Secret Service Director Kimberly Cheatle admitted on Monday that her agency did not fulfil its duty to safeguard former President Donald Trump.

Lawmakers from both major political parties criticized her during a heated congressional hearing, calling for her resignation due to security lapses that enabled a gunman to shoot at a campaign rally.

Cheatle said, "The Secret Service's solemn mission is to protect our nation's leaders. On July 13th, we failed... I take full responsibility for any security lapse of our agency. We are fully cooperating with ongoing investigations... I will move heaven and earth to ensure that an incident like July 13th does not happen again."

She frustrated lawmakers during her initial congressional hearing on the July 13 assassination attempt by dodging questions and referring to ongoing investigations.

The Director labelled the incident as the Secret Service's biggest operational blunder in years.

Cheatle contended that the thorough advancement process includes coordinated planning among our Secret Service, the protectee's team, local law enforcement partners, and the security level for the ex-president has been escalating long before the campaign and continues to rise as threats change.

She admitted that Thomas Matthew Crooks had been spotted by the local police before the shooting with a rangefinder, a small device similar to binoculars that hunters use to gauge distance from a target.
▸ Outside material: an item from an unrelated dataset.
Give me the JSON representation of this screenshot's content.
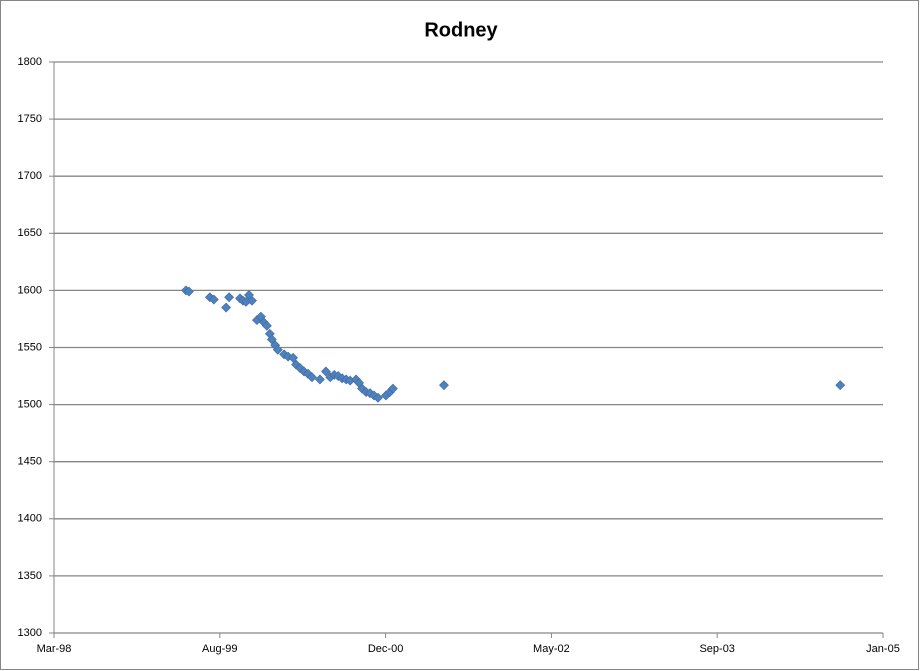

Prior to the shooting, authorities observed Crooks walking back and forth near the rally, looking through a rangefinder at the rooftops behind the stage where the president eventually appeared, as reported by The Associated Press.

Police officers outside the security perimeter shared a photo of Crooks.
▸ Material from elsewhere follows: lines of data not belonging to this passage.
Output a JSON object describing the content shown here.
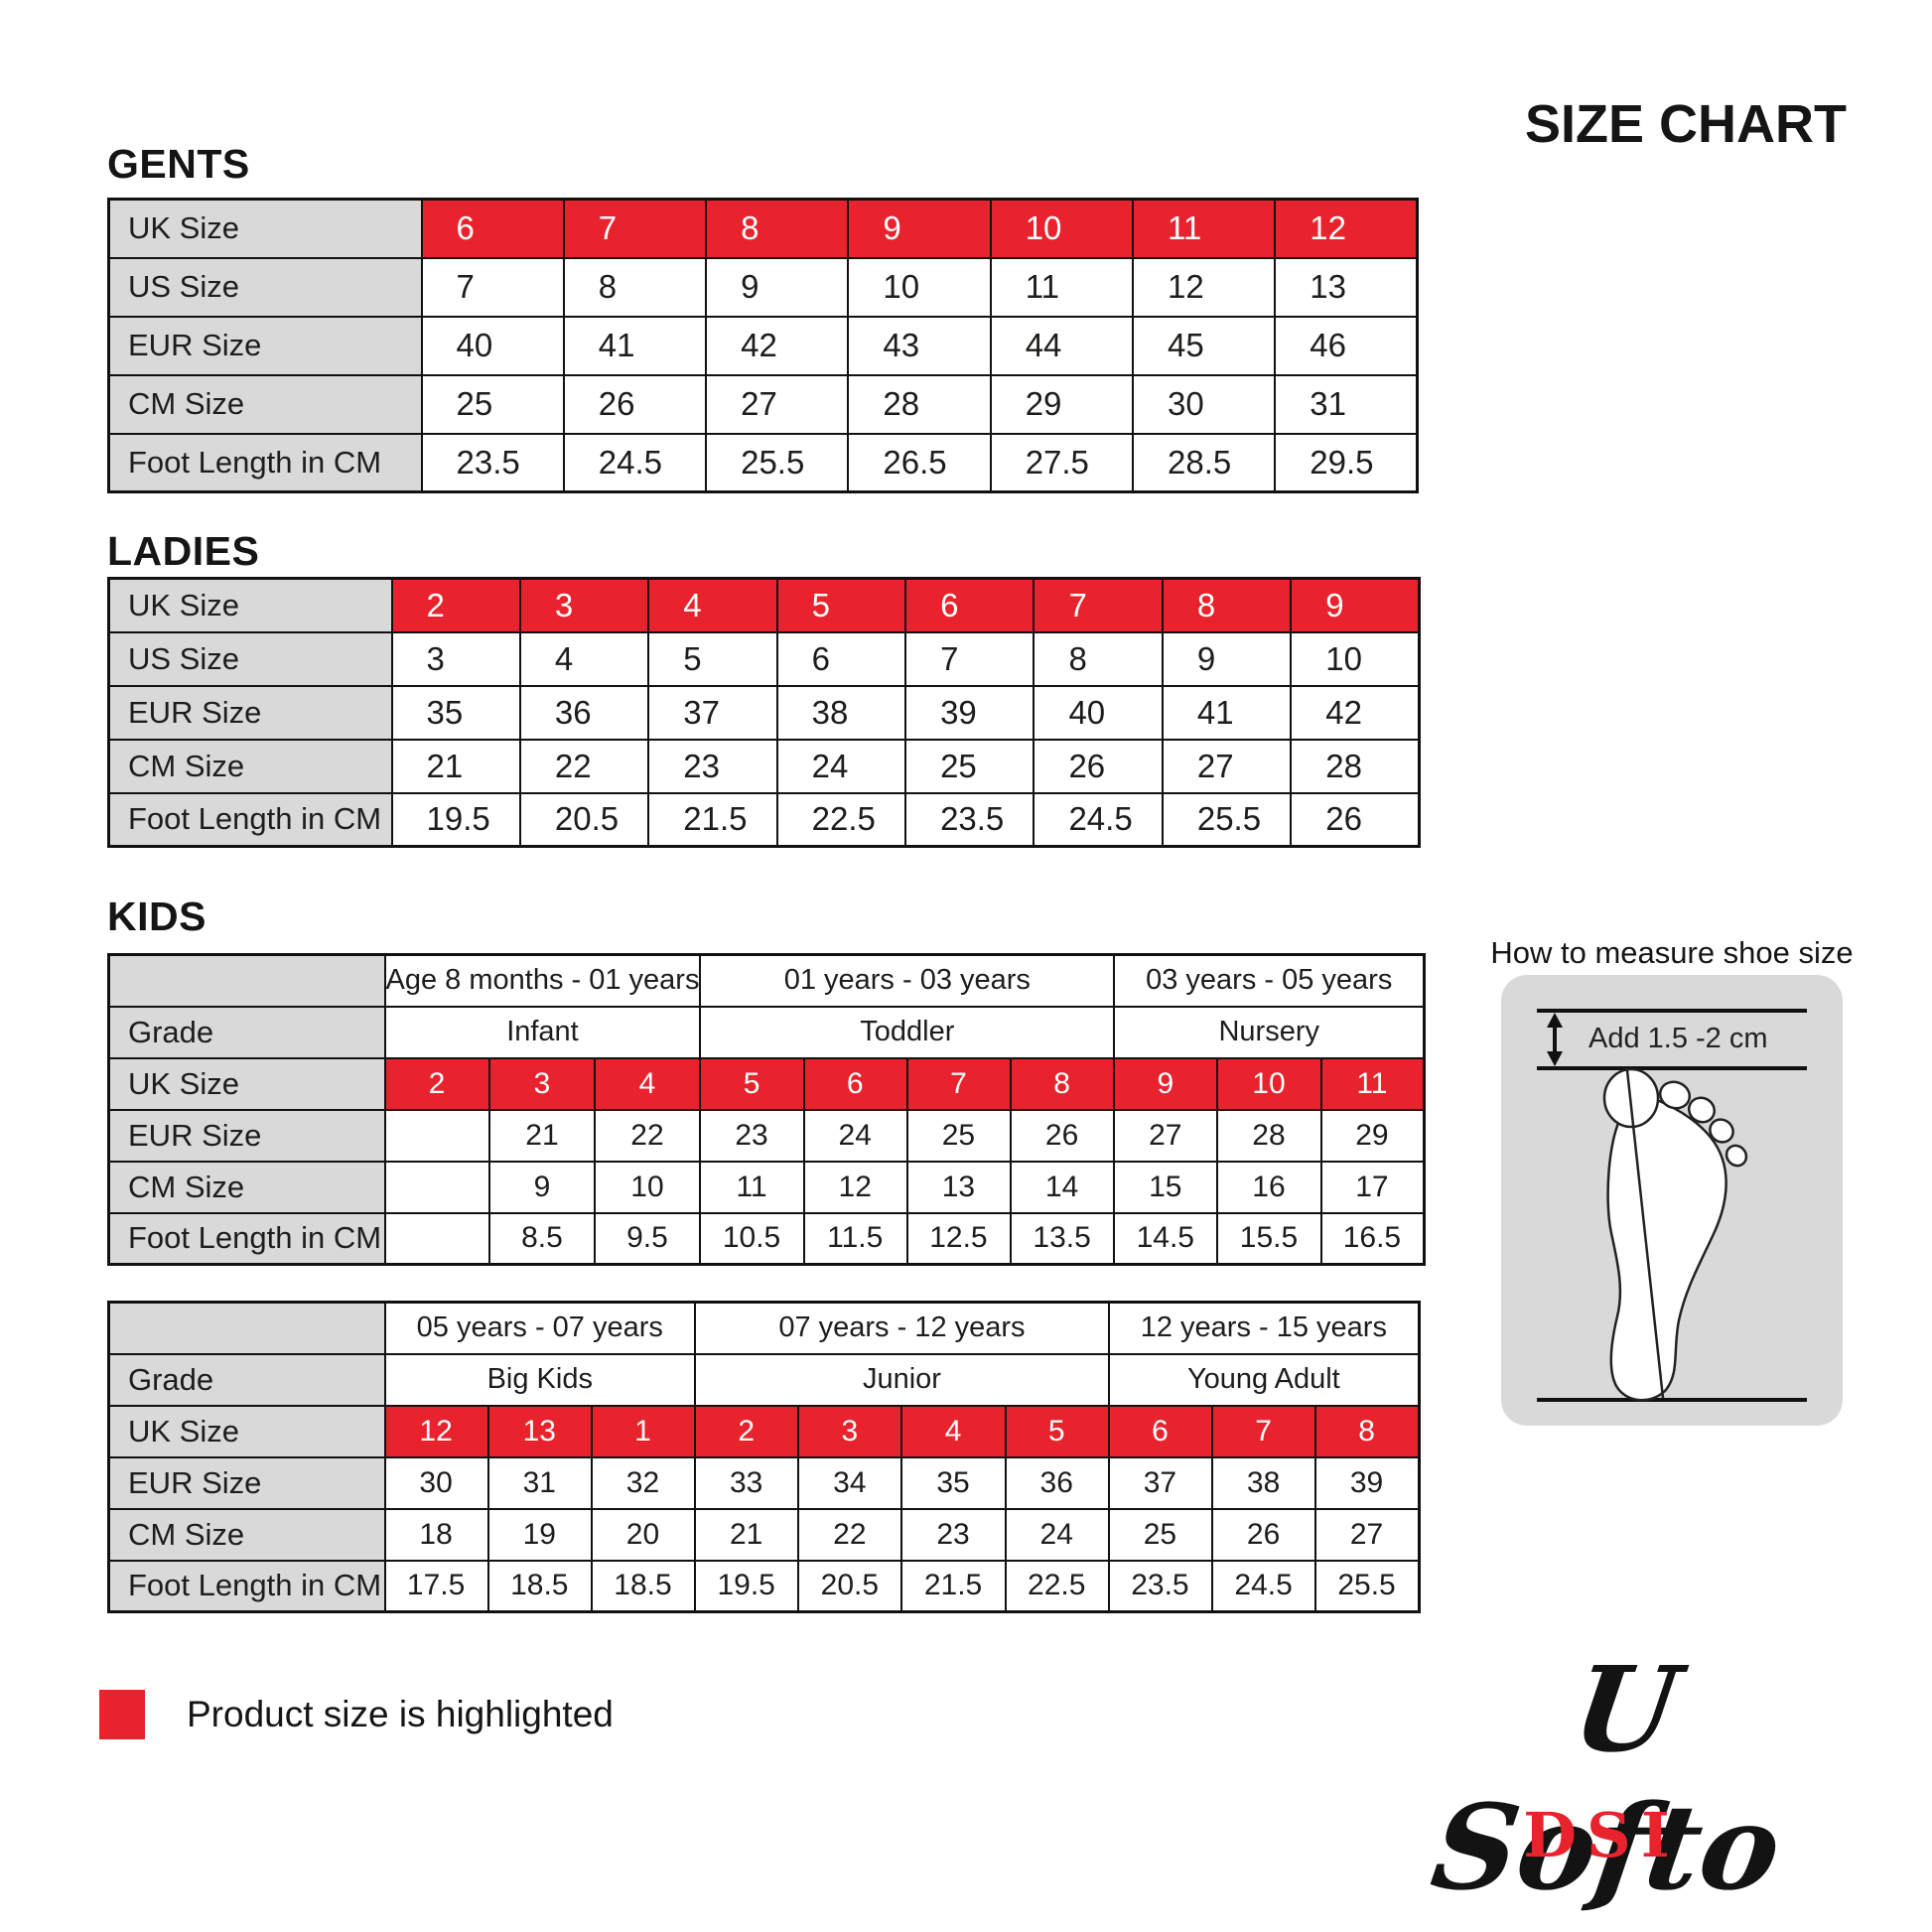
{
  "header": {
    "title": "SIZE CHART"
  },
  "colors": {
    "highlight_red": "#e8232d",
    "label_gray": "#d9d9d9",
    "text": "#1d1d1b"
  },
  "legend": {
    "label": "Product size is highlighted"
  },
  "measure": {
    "title": "How to measure shoe size",
    "note": "Add 1.5 -2 cm"
  },
  "logo": {
    "script": "U Softo",
    "brand": "DSI"
  },
  "tables": {
    "gents": {
      "heading": "GENTS",
      "rows": [
        {
          "label": "UK Size",
          "highlight": true,
          "values": [
            "6",
            "7",
            "8",
            "9",
            "10",
            "11",
            "12"
          ]
        },
        {
          "label": "US Size",
          "values": [
            "7",
            "8",
            "9",
            "10",
            "11",
            "12",
            "13"
          ]
        },
        {
          "label": "EUR Size",
          "values": [
            "40",
            "41",
            "42",
            "43",
            "44",
            "45",
            "46"
          ]
        },
        {
          "label": "CM Size",
          "values": [
            "25",
            "26",
            "27",
            "28",
            "29",
            "30",
            "31"
          ]
        },
        {
          "label": "Foot Length in CM",
          "values": [
            "23.5",
            "24.5",
            "25.5",
            "26.5",
            "27.5",
            "28.5",
            "29.5"
          ]
        }
      ]
    },
    "ladies": {
      "heading": "LADIES",
      "rows": [
        {
          "label": "UK Size",
          "highlight": true,
          "values": [
            "2",
            "3",
            "4",
            "5",
            "6",
            "7",
            "8",
            "9"
          ]
        },
        {
          "label": "US Size",
          "values": [
            "3",
            "4",
            "5",
            "6",
            "7",
            "8",
            "9",
            "10"
          ]
        },
        {
          "label": "EUR Size",
          "values": [
            "35",
            "36",
            "37",
            "38",
            "39",
            "40",
            "41",
            "42"
          ]
        },
        {
          "label": "CM Size",
          "values": [
            "21",
            "22",
            "23",
            "24",
            "25",
            "26",
            "27",
            "28"
          ]
        },
        {
          "label": "Foot Length in CM",
          "values": [
            "19.5",
            "20.5",
            "21.5",
            "22.5",
            "23.5",
            "24.5",
            "25.5",
            "26"
          ]
        }
      ]
    },
    "kids": {
      "heading": "KIDS",
      "grade_row_label": "Grade",
      "upper": {
        "age_groups": [
          {
            "age": "Age 8 months - 01 years",
            "grade": "Infant",
            "span": 3
          },
          {
            "age": "01 years - 03 years",
            "grade": "Toddler",
            "span": 4
          },
          {
            "age": "03 years - 05 years",
            "grade": "Nursery",
            "span": 3
          }
        ],
        "rows": [
          {
            "label": "UK Size",
            "highlight": true,
            "values": [
              "2",
              "3",
              "4",
              "5",
              "6",
              "7",
              "8",
              "9",
              "10",
              "11"
            ]
          },
          {
            "label": "EUR Size",
            "values": [
              "",
              "21",
              "22",
              "23",
              "24",
              "25",
              "26",
              "27",
              "28",
              "29"
            ]
          },
          {
            "label": "CM Size",
            "values": [
              "",
              "9",
              "10",
              "11",
              "12",
              "13",
              "14",
              "15",
              "16",
              "17"
            ]
          },
          {
            "label": "Foot Length in CM",
            "values": [
              "",
              "8.5",
              "9.5",
              "10.5",
              "11.5",
              "12.5",
              "13.5",
              "14.5",
              "15.5",
              "16.5"
            ]
          }
        ]
      },
      "lower": {
        "age_groups": [
          {
            "age": "05 years - 07 years",
            "grade": "Big Kids",
            "span": 3
          },
          {
            "age": "07 years - 12 years",
            "grade": "Junior",
            "span": 4
          },
          {
            "age": "12 years - 15 years",
            "grade": "Young Adult",
            "span": 3
          }
        ],
        "rows": [
          {
            "label": "UK Size",
            "highlight": true,
            "values": [
              "12",
              "13",
              "1",
              "2",
              "3",
              "4",
              "5",
              "6",
              "7",
              "8"
            ]
          },
          {
            "label": "EUR Size",
            "values": [
              "30",
              "31",
              "32",
              "33",
              "34",
              "35",
              "36",
              "37",
              "38",
              "39"
            ]
          },
          {
            "label": "CM Size",
            "values": [
              "18",
              "19",
              "20",
              "21",
              "22",
              "23",
              "24",
              "25",
              "26",
              "27"
            ]
          },
          {
            "label": "Foot Length in CM",
            "values": [
              "17.5",
              "18.5",
              "18.5",
              "19.5",
              "20.5",
              "21.5",
              "22.5",
              "23.5",
              "24.5",
              "25.5"
            ]
          }
        ]
      }
    }
  }
}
Onlookers later observed him scaling the exterior of a low manufacturing facility located just 135 meters (157 yards) away from the stage.

Subsequently, he positioned his rifle and positioned himself on the rooftop, carrying a detonator in his pocket to trigger makeshift explosive devices hidden in his nearby parked car.

Cheatle mentioned that the Secret Service would have stopped the rally if agents had been informed there was an "actual threat," but she emphasized that there's a distinction between someone flagged as suspicious and someone flagged as a genuine threat.

Cheatle mentioned that she is patiently awaiting the investigation to unfold when questioned about the absence of agents on the roof where the shooter was positioned or the use of drones by the Secret Service for surveillance, causing groans and outbursts from committee members.

“Director Cheatle, because Donald Trump is alive, and thank God he is, you look incompetent," said Rep. Mike Turner, R-Ohio. “If he were killed you would look culpable.”

Cheatle, with almost thirty years of experience at the agency, insisted that she was the most suitable candidate to head the Secret Service despite the setbacks.

Rep. Ro Khanna, D-Calif., pointed out that the former Secret Service director in charge during the attempted assassination of President Ronald Reagan eventually resigned.

Trump sustained an injury to his ear, one person attending the rally was fatally shot, and two others were wounded when an individual climbed onto the roof of a nearby building and began shooting with an AR-style rifle shortly after Trump began his speech at the July 13 rally in Butler, Pennsylvania.

Even though the Secret Service had been informed multiple times about a suspicious individual before the shooting, Cheatle displayed no intention of resigning.

The assault on Trump marked the most serious effort to assassinate a president or presidential candidate since Reagan was shot in 1981.

It was the most recent in a series of security breaches by the agency, which has been under public scrutiny and investigation for years.